Por
Pedro Nascimento Araujo
A batata é um tubérculo de origem
americana. Assim como outros vegetais nativos do chamado Mundo Novo, como o
milho, o tomate e o cacau, foi levada para a Europa nos imundos porões dos
conquistadores. Lá, se adaptou tão bem que passou a constituir a base alimentar
da população e logo passaria a figurar em pratos típicos de virtualmente todos
os países. Entre 1845 e 1852, a ferrugem da batata (Phytophthora infestans),
uma praga que atingiu 90% das plantações de batatas na Europa e calou mais
fundo na Irlanda, onde causou a morte de mais de 10% de seus habitantes e a
fuga outro tanto de pessoas, em um período que ficou conhecido como Grande Fome
Irlandesa (Gorta Mór). Desde então, ter batatas significa não morrer de fome.
Em 1881, Machado de Assis levou essa percepção ao paroxismo em Memórias
Póstumas de Brás Cubas por meio do Humanitismo de Quincas Borba. A
personagem, defendendo a tese de a morte é útil para a vida, apresenta uma
parábola com batatas.

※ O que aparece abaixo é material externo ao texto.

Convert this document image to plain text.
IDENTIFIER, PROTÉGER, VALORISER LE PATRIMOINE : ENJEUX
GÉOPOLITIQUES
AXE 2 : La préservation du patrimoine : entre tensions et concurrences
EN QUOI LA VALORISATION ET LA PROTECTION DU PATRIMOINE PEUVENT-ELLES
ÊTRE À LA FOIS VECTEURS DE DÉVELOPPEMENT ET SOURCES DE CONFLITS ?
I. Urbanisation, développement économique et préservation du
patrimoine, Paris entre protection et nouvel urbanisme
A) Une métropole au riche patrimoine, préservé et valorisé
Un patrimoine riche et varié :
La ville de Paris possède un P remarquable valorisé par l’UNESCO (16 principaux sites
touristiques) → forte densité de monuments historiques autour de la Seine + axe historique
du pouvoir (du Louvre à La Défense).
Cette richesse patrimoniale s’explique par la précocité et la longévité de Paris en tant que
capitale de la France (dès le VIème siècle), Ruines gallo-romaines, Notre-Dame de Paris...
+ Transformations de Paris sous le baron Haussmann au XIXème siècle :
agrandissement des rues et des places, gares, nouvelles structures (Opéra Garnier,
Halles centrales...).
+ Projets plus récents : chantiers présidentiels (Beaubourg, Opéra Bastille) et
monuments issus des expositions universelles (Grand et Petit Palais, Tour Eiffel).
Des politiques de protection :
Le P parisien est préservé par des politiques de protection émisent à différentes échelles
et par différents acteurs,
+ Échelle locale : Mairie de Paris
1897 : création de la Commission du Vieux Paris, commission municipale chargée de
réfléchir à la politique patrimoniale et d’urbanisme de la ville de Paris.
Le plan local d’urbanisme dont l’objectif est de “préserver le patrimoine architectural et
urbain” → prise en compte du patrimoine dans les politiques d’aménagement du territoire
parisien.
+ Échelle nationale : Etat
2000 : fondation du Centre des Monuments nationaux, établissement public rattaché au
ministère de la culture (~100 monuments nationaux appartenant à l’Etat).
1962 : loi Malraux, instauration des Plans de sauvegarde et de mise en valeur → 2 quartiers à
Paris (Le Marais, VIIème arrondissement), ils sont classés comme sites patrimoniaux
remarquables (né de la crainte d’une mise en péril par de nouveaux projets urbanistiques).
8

Borbas propõe a existência de um vale no qual há apenas
um campo de batatas e duas tribos famintas de mesma monta, com os tubérculos
sendo suficientes para gerar energia para que uma tribo transponha as montanhas
e encontre alimentos além do vale; assim, se as batatas forem divididas, todos
comerão e morrerão na travessia, tornando a guerra pelas batatas inevitável.
Textualmente, Machado diz por meio de Borbas que “paz, nesse caso, é a
destruição; a guerra é a conservação.” E, sustentando que, por meio da guerra,
metade das pessoas sobrevive ao invés de todas morrerem, conclui seu raciocínio ipsis
literis: “ao vencido, ódio ou compaixão; ao vencedor, as batatas.” Ontem, Dilma
Rousseff foi a vencedora no pleito presidencial mais disputado desta VI
República. Dilma Rousseff cumpriu uma promessa ainda na campanha: fez “o diabo”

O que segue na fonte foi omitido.